The narratives that usually surround a band going into their third decade of activity, and their ninth studio album... things like "calling back to their old sound", "complacent in their audience", "still boldly experimenting"... none of these come close.
It could be partially attributed to fan response, a direct, person-by-person response to everyone who has ever liked the band but didn't like some aspects of it... the people who wanted more guitar, more drums, more beats, more ambiance: they have all been taken care of. The people who were waiting for "Identikit" and even "True Love Waits", their patience has been rewarded. Even the people who wanted Radiohead to have more alien abduction references or islandy acoustic guitar, whoever they are, they would be well sated.
But at the same time, it's something that you know must appeal to them, first and foremost. It's indulgent in many ways, an indulgence that feels very internally facing, one where you can feel them compelled to push further in some directions, to bring about the full weight of a song to bear. And who could have asked for, say, the liquid piano of "Glass Eyes", or the Pangaea-utopia that is "The Numbers", who could have even articulated that desire? And yet they give it to us with the same fullness and gusto they did the long-awaited drums.
It is thus a confident album, one that operates through the assumed success of its sounds and experiments... many songs have a pattern where some dynamic and tonal shift occurs about halfway through, one that would fall completely flat if the first mode had missed the mark. And yet it also feels apprehensive, meek in some places, letting its most experimental ideas sneak in, balanced with some of their most solid and straightforward guitar/bass/drum interplay in years.

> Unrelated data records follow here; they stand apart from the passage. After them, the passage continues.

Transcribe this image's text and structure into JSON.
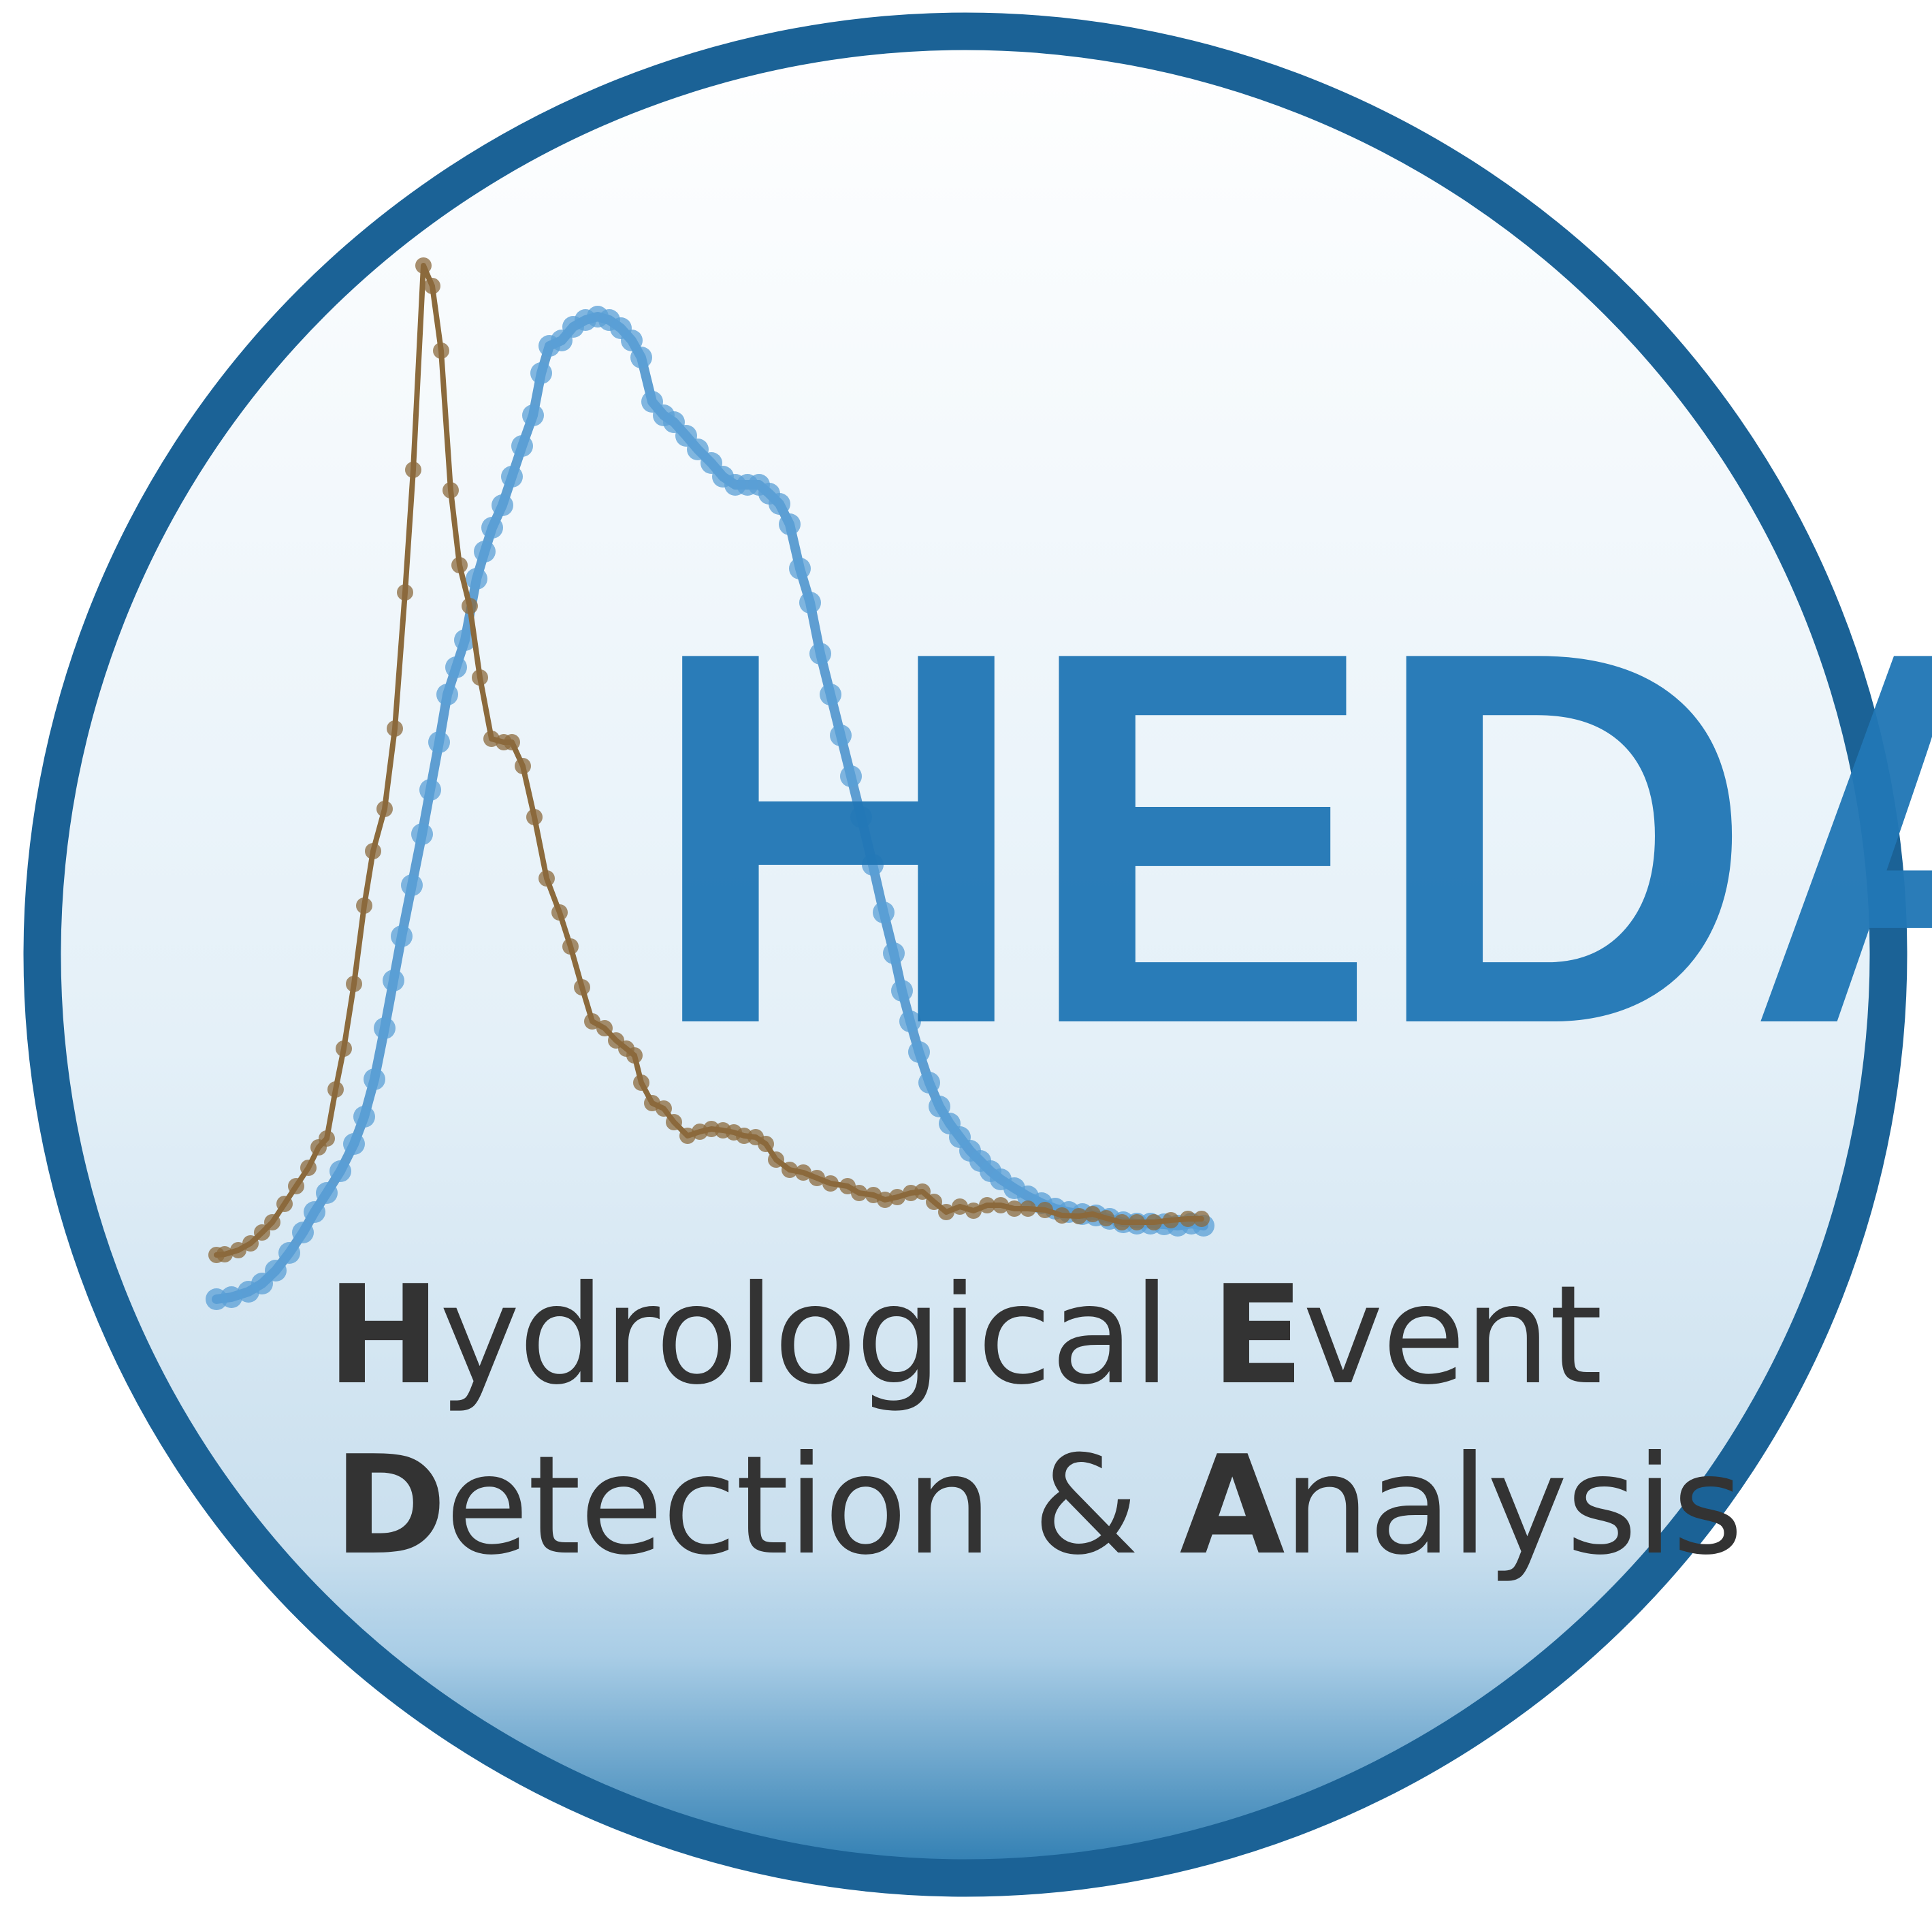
{
  "logo": {
    "acronym": "HEDA",
    "line1": {
      "initial_1": "H",
      "rest_1": "ydrological ",
      "initial_2": "E",
      "rest_2": "vent"
    },
    "line2": {
      "initial_1": "D",
      "rest_1": "etection & ",
      "initial_2": "A",
      "rest_2": "nalysis"
    }
  },
  "colors": {
    "ring": "#1b6296",
    "acronym": "#2177b5",
    "text": "#333333",
    "brown_series": "#8b6a3c",
    "blue_series": "#5a9fd6",
    "background_top": "#ffffff",
    "background_mid": "#d7e8f3",
    "background_bottom": "#2b7bb0"
  }
}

If those last two statements feel paradoxical... they are. It really feels like the mixture of domestic bliss and blinding hell, and the struggle to bridge them, with which Knausgård illustrates his home life. But again I narrativize too much. I don't think I can arrive at something like an answer yet. I can say words like "dark" and "personal" but they don't get us far. I can say something like "beautiful" and "rich" but it means little. It may take me another five years to say something sensible, five years stained with repeated listens of this album. I am plunging into those five years with a smile.